Why This CEO Refers to Himself as the Chief Talent Officer

Why This CEO Refers to Himself as the Chief Talent Officer

by
Sara R Moulton

Editor of HQ Asia

How do you define a leader? Words and descriptions that come to my mind are vision, inspiring others, transparency, execution. Maybe you think of phrases like sets the tone, pushes for what they believe in, and balances company and employees’ interests.

When asked about leadership, John Ryan, the CEO of the Centre for Creative Leadership, draws on experiences from serving as CEO of 13 organisations as well as his time in the US Navy. Ryan says that the CEO wears two hats: chief executive and chief talent officer (CTO). “It is necessary to have talent that has diversity in thought, experience, and education,” explains Ryan. He believes talent is the base of strategy and culture. Here are three of the responsibilities of the CEO/CTO:

1. Notice potential.

“Regardless of the seniority of the role, there is always room to grow. No one is 100% prepared for their next job. A hiring manager’s role is to see potential and then encourage,” says Ryan. To illustrate this, he shares a story from his time as a pilot in the US Navy. He was 22-years-old and had spent weeks learning how to land a military plane on the USS Lexington, a navy ship stationed near Pensacola, Florida. Given the uncertainty of landing (the pilots often cannot see the landing strip—they only see the wake behind the ship), Ryan and his team were nervous. Luckily they had a coach who encouraged them.

That day, there was a last-minute pilot added to Ryan’s team. He had trained with a different mentor, one who did not coach through encouragement. On that day’s test landing, Ryan and his team mates who were encouraged made the landing. The one pilot who did not pass the test was the last-minute addition.

This experience taught Ryan how important it is for leaders and coaches to be positive. “When you see potential, encourage it,” says Ryan.

2. Prioritise listening.

Before a leader can know if they effectively listen, they need to understand their style. Do this by asking yourself if you listen when someone is talking, or if you are coming up with a response as someone speaks. In Sara Stibitz’s “How to Really Listen To Your Employees” on Harvard Business Review, she writes that not actively listening and ignoring body language can lead to not hearing what is truly going on in the business.

As a young officer, Ryan experienced a leader who actively listened first-hand. One four-star general had the habit of asking junior staff for input on a decision before asking the senior staff to weigh in. While Ryan acknowledged that this encouraged that everyone listen in meetings (and kept everyone on their toes), it also set the tone. “This taught us to share our opinion, sometimes before we thought we were ready,” explains Ryan.

"I talk to people in private, in one-to-ones. I tell them 'we can't be what we want to be without your thoughts.'"

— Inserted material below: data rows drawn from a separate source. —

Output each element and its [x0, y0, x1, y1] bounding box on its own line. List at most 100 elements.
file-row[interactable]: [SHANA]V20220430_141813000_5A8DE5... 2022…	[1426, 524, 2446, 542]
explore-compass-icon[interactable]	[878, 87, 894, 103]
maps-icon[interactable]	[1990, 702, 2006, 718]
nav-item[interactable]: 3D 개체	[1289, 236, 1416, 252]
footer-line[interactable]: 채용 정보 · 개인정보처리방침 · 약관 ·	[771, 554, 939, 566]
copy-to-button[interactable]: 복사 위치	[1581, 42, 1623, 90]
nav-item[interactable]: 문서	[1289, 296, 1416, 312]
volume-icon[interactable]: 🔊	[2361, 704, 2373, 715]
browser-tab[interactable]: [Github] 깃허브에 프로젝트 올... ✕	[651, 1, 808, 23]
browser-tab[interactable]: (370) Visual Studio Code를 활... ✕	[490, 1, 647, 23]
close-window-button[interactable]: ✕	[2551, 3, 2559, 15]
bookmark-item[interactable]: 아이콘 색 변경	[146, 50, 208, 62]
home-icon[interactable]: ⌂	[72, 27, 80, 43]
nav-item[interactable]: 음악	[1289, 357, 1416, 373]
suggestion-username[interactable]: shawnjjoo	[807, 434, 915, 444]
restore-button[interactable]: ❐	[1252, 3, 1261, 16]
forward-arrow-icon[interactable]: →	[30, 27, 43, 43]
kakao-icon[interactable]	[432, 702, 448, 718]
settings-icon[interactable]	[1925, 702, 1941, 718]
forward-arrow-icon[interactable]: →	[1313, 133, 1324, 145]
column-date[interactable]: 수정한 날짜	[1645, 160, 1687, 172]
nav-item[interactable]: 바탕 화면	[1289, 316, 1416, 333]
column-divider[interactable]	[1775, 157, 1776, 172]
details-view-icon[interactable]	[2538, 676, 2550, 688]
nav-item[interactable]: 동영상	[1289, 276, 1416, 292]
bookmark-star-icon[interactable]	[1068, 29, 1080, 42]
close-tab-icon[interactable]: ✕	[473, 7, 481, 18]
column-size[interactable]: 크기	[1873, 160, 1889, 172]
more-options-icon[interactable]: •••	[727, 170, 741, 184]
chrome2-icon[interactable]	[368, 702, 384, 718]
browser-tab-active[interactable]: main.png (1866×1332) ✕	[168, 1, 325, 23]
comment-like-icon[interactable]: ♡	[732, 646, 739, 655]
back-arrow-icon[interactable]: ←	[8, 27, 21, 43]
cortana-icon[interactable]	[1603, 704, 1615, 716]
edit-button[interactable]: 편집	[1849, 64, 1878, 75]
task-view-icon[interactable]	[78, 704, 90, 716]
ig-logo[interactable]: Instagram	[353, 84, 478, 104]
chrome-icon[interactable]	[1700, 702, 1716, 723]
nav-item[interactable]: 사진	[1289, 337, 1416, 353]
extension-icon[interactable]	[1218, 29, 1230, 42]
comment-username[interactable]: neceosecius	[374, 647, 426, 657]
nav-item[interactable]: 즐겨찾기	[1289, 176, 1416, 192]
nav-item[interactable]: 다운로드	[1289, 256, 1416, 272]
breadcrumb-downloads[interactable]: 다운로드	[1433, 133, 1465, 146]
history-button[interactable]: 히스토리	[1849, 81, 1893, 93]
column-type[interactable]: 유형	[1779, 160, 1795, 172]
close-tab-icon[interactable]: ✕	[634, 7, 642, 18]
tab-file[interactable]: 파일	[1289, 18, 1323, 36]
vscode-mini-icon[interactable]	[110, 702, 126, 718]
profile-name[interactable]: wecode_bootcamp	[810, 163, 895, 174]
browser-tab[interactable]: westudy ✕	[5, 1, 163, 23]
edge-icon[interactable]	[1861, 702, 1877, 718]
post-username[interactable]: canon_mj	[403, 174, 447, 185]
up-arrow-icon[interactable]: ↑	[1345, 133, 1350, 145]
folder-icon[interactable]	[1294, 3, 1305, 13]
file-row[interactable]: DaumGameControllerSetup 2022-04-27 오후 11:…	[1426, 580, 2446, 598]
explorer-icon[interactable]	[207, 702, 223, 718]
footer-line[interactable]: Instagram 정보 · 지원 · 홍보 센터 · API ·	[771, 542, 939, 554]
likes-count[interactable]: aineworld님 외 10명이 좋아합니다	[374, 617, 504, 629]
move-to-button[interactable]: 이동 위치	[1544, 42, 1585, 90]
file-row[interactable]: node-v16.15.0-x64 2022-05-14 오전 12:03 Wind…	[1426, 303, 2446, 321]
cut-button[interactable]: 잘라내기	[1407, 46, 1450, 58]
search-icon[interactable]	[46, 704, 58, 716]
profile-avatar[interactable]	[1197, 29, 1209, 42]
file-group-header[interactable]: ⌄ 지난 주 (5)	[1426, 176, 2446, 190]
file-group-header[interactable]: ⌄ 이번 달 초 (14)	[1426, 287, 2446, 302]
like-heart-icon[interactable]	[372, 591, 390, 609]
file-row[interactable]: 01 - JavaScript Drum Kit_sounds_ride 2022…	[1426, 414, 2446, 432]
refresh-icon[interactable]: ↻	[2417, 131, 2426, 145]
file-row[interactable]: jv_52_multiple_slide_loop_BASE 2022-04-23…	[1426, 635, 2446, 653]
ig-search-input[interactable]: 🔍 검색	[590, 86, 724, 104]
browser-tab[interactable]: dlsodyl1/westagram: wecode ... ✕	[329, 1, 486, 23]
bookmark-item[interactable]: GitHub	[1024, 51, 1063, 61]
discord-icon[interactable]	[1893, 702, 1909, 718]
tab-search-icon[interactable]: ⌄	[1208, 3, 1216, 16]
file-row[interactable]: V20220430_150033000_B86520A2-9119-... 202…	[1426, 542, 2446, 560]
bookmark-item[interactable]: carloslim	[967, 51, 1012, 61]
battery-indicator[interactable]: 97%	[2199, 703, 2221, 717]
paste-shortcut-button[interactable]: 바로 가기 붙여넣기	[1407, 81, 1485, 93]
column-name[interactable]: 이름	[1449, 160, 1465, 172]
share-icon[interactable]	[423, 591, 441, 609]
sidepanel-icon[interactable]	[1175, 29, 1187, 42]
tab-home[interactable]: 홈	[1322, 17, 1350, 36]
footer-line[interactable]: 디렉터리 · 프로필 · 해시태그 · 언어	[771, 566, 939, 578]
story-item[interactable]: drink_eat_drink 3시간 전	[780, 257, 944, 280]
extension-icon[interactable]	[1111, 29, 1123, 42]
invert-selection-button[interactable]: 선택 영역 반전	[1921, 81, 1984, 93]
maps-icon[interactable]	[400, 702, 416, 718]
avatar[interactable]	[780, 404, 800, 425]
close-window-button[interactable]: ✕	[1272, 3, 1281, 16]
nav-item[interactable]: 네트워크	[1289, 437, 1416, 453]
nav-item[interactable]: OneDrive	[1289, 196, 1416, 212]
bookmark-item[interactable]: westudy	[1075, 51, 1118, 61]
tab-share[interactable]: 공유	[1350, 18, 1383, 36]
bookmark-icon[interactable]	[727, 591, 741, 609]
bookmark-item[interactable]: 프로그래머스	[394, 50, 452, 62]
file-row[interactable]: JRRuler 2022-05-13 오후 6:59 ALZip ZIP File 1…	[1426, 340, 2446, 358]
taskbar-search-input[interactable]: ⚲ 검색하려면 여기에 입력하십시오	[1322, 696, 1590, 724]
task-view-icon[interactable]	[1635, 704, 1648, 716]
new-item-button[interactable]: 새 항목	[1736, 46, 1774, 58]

He acknowledges that this would need to be adapted for the Asian context. How does Ryan get people to share openly?  “I talk to people in private, in one-to-ones. I tell them ‘We can’t be what we want to be without your thoughts.’”

3. Observe first.

Do people who seem confident from the get-go make you nervous too? You know those people – the ones who take on a new project or adventure, and immediately say, “Don’t worry. I got this.” Ryan says this is the type of person that makes him nervous. “The leader who says, ‘Don’t worry, I got this’ is the one who makes me uncomfortable,” explains Ryan.

Instead of jumping right in, Ryan says that a new leader’s job is to observe first. “This mindset is a humble one. Leaders need curiosity and confidence, but not bravado. The leader that makes me comfortable is the one who can say ‘I don’t know’”.

For example, you may transition to managing a different team. It is an opportunity to ask questions, listen, and gather information on team structure. After observing, you may realise that someone on the team is not in the right role. While you could let them go, there is another option. “I don’t believe in firing, especially when inheriting a team. Rather I find out what they are good at and then find a job that matches.”

A leader’s responsibility is not just to set the strategy, but to observe behaviour, roles, employee engagement, hitting key performance indicators, develop team members, among other things.

Towards the end of our conversation, Ryan quotes thought leader Marshall Goldsmith and references one of his books, What Got You Here Won’t Get You There. Ryan mentions the cleverness of the book cover, which has a ladder with a few rungs missing in the middle. “Don’t fall into the safety net of complacency,” advises Ryan. It is timeless, but like many pieces of advice, it comes from experience and would benefit us.